Di recente, la Tunisia ha negato l’ingresso a cinque eurodeputati che avrebbero dovuto visitare il paese in missione ufficiale. Tra questi, gli eurodeputati Satouri e Gahler, che in precedenza si erano espressi contro l’accordo  a causa della repressione in Tunisia. Il rifiuto dell’ingresso è stato considerato da molti come una ritorsione. Un tempo salutata come una storia di successo delle proteste della Primavera araba e vista come  luogo centrale per i difensori dei diritti umani di tutto il Nord Africa, la Tunisia ora rischia di seguire la strada dell’Egitto, che ha visto il suo presidente Abdelfattah al-Sisi trasformare il paese in una prigione a cielo aperto, mentre al contempo milioni di egiziani si impoverivano. I leader dell’UE sono rimasti in gran parte in silenzio durante la brutale repressione di al-Sisi, mentre bloccava le rotte migratorie dall’Egitto all’Europa, costringendo migliaia di persone a spostarsi attraverso la mortale rotta libica.
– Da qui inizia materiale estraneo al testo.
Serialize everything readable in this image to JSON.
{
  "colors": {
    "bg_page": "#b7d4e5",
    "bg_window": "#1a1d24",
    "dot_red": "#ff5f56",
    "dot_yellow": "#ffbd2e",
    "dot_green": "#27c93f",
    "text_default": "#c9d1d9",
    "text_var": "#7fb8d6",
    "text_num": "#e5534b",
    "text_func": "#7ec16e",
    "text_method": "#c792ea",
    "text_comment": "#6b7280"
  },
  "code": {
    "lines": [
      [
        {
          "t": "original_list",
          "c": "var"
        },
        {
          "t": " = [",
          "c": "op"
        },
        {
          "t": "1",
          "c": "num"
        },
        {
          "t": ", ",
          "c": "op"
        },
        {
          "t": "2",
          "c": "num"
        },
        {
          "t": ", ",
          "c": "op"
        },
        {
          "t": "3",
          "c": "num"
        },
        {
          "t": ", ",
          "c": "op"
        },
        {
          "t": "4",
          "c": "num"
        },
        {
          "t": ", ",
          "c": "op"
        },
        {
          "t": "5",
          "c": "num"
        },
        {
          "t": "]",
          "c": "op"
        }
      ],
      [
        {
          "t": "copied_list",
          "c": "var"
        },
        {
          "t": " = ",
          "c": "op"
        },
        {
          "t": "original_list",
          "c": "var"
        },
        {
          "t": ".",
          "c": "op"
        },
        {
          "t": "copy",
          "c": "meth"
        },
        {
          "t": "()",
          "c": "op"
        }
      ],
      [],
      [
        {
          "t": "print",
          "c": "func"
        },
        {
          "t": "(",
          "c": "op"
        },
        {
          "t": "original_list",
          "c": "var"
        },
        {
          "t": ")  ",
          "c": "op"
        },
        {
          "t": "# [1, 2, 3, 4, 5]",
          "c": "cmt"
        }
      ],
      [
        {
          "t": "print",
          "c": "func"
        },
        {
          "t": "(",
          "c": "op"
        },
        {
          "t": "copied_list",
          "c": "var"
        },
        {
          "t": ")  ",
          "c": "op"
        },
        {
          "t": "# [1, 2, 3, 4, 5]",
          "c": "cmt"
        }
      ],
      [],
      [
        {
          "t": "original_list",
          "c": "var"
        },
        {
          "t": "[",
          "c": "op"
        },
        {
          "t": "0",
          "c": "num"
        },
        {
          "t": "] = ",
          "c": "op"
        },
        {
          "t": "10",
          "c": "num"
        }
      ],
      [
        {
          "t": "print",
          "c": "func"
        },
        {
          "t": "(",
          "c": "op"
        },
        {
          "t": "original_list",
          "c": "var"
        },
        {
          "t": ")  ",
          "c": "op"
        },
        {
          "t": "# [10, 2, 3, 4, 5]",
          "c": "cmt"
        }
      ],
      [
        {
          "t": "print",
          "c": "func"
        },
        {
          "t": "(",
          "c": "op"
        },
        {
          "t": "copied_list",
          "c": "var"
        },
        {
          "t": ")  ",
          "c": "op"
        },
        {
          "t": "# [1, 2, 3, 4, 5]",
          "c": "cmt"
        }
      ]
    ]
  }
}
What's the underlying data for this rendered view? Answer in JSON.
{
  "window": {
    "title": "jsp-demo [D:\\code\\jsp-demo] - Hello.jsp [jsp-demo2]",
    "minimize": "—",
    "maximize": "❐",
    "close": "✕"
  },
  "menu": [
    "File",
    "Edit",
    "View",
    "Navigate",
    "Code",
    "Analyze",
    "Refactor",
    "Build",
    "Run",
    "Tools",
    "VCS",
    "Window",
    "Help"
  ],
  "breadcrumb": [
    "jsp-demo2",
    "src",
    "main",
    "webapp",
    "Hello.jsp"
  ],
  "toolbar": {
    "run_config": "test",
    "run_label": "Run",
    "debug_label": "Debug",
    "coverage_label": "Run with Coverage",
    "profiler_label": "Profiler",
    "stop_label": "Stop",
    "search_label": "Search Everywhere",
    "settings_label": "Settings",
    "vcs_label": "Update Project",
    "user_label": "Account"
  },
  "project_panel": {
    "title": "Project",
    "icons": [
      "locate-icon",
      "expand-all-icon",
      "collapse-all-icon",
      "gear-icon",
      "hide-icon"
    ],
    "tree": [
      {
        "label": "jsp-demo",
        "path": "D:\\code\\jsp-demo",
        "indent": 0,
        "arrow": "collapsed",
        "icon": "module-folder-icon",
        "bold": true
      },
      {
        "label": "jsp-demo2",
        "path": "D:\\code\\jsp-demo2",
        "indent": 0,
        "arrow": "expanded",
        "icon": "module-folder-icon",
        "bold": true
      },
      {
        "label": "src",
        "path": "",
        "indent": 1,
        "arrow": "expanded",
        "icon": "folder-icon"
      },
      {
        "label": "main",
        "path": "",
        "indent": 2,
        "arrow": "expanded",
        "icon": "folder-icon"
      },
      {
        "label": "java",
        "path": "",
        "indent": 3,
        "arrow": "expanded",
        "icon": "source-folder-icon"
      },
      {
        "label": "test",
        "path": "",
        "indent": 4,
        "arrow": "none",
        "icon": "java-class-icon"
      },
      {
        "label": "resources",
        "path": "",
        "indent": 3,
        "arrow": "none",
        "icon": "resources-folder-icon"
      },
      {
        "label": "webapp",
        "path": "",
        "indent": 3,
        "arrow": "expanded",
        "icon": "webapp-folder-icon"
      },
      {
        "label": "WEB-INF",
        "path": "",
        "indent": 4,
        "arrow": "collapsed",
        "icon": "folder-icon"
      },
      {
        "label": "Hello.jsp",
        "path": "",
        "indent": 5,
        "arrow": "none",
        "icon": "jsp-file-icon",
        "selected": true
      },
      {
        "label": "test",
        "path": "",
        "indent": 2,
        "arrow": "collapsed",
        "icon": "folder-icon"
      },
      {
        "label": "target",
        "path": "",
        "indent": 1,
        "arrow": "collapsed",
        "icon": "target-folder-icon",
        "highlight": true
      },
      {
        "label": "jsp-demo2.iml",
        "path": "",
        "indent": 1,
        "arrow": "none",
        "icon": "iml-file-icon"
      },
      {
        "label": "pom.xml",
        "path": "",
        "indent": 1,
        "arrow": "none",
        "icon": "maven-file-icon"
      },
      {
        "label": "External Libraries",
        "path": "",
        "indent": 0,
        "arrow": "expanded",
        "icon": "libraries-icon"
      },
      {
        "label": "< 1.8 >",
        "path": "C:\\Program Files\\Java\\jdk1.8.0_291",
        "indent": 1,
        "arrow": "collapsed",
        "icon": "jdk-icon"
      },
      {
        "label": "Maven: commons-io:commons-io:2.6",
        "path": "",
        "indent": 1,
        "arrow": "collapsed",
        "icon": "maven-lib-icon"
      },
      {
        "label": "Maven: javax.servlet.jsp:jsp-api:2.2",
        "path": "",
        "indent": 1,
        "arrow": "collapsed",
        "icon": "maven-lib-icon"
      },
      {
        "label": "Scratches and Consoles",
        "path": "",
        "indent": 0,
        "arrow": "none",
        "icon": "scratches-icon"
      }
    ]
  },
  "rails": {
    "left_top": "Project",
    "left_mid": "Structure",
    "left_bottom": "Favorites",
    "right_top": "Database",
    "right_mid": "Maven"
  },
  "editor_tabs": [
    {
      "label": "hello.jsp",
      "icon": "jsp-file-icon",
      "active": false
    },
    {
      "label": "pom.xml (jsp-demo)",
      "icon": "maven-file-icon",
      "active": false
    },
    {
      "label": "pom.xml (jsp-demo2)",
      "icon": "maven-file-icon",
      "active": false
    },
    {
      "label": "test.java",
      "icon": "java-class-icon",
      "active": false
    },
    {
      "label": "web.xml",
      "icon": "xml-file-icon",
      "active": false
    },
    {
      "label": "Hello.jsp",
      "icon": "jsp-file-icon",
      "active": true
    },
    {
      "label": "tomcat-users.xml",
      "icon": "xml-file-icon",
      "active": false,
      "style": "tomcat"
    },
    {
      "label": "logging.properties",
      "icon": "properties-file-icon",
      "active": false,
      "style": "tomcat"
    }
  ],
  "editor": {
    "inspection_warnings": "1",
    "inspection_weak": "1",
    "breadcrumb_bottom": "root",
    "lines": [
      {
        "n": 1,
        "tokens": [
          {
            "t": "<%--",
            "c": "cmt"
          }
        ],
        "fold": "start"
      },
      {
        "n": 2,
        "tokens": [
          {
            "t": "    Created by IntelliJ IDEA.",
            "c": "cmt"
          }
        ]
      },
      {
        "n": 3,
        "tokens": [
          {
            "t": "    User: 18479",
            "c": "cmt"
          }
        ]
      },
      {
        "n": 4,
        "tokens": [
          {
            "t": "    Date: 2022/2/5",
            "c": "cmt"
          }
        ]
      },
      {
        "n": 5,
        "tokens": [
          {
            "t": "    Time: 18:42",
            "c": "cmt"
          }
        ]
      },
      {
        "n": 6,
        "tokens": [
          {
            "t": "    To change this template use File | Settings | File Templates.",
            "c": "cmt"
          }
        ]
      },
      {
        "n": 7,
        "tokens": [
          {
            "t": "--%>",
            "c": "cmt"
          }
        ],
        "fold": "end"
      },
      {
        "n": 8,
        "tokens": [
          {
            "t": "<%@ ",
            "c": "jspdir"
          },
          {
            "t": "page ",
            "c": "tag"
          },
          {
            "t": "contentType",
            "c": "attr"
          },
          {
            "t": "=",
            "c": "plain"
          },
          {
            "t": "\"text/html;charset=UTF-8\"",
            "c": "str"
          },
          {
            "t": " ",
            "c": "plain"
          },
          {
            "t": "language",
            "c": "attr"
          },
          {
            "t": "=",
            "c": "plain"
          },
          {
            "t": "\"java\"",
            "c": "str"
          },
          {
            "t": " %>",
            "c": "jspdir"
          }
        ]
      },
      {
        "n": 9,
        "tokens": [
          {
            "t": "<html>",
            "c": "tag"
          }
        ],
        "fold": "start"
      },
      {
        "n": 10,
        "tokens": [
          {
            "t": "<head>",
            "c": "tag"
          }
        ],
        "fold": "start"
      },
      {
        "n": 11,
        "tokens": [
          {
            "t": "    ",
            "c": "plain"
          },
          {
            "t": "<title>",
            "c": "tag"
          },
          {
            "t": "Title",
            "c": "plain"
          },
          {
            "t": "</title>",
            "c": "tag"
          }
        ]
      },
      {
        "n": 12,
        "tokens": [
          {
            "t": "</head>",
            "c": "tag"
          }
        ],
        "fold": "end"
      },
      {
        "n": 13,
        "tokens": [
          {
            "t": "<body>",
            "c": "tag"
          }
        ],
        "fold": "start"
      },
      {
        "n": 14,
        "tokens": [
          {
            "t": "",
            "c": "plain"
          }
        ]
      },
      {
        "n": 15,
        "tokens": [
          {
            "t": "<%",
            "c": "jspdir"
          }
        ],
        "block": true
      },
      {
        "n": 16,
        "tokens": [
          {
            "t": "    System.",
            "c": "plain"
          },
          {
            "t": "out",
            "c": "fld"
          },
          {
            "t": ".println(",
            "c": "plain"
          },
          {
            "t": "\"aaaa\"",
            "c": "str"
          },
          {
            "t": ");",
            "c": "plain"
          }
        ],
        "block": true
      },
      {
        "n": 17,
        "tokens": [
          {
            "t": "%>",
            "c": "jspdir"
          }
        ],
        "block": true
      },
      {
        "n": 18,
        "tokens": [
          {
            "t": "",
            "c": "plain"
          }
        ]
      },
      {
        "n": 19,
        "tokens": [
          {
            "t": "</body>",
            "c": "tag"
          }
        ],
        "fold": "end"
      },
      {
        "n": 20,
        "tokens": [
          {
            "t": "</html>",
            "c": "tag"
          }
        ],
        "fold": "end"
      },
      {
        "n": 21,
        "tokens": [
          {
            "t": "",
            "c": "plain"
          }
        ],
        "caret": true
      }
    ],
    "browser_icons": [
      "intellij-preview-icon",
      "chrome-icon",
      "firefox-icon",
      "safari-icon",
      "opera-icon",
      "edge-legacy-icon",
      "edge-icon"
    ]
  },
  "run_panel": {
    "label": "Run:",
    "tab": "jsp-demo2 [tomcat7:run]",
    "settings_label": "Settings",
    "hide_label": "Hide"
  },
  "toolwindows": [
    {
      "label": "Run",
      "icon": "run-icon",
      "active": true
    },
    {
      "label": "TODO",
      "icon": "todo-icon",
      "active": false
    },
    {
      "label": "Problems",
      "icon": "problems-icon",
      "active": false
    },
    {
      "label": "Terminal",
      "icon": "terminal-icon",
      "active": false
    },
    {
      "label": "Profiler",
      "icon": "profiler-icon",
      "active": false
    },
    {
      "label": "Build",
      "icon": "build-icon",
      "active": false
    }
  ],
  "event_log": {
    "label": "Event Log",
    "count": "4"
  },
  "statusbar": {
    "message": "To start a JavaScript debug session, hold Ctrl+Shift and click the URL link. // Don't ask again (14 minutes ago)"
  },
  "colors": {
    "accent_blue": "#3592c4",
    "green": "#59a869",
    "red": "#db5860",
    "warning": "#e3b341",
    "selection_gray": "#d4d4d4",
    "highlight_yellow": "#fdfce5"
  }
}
Infine, forse sapendo che l’accordo avrebbe aumentato il rischio di violazioni dei diritti umani contro migranti e rifugiati, la Commissione ha scelto di negoziare il MoU in segreto. I negoziati si sono svolti senza il controllo del Parlamento europeo e dei parlamenti nazionali, e senza il coinvolgimento della società civile.

Questa mancanza di trasparenza riduce la legittimità delle politiche migratorie dell’UE.

Per garantire che l’UE non si renda complice di violazioni dei diritti e repressione, l’impegno con i partner in materia di migrazione deve essere subordinato a condizioni rigorose circa i diritti umani, così come a valutazioni d’impatto e a meccanismi di monitoraggio. Abbiamo bisogno di un approccio equilibrato che espanda significativamente i percorsi migratori sicuri e si concentri sulla protezione piuttosto che sul contenimento delle persone.

Tuttavia, nessuna di queste condizioni è stata soddisfatta dall’accordo con la Tunisia. Il MoU dovrebbe quindi essere sospeso. Inoltre, l’UE deve promuovere l’indipendenza della magistratura, la libertà dei media e la vitalità della società civile nel paese.

La logica dell’esternalizzazione – di cui l’accordo con la Tunisia è solo un esempio – è profondamente immorale, pericolosa e potenzialmente illegale. Non è troppo tardi: i leader europei possono ancora invertire la rotta e imparare da accordi passati che hanno già portato a immense sofferenze”.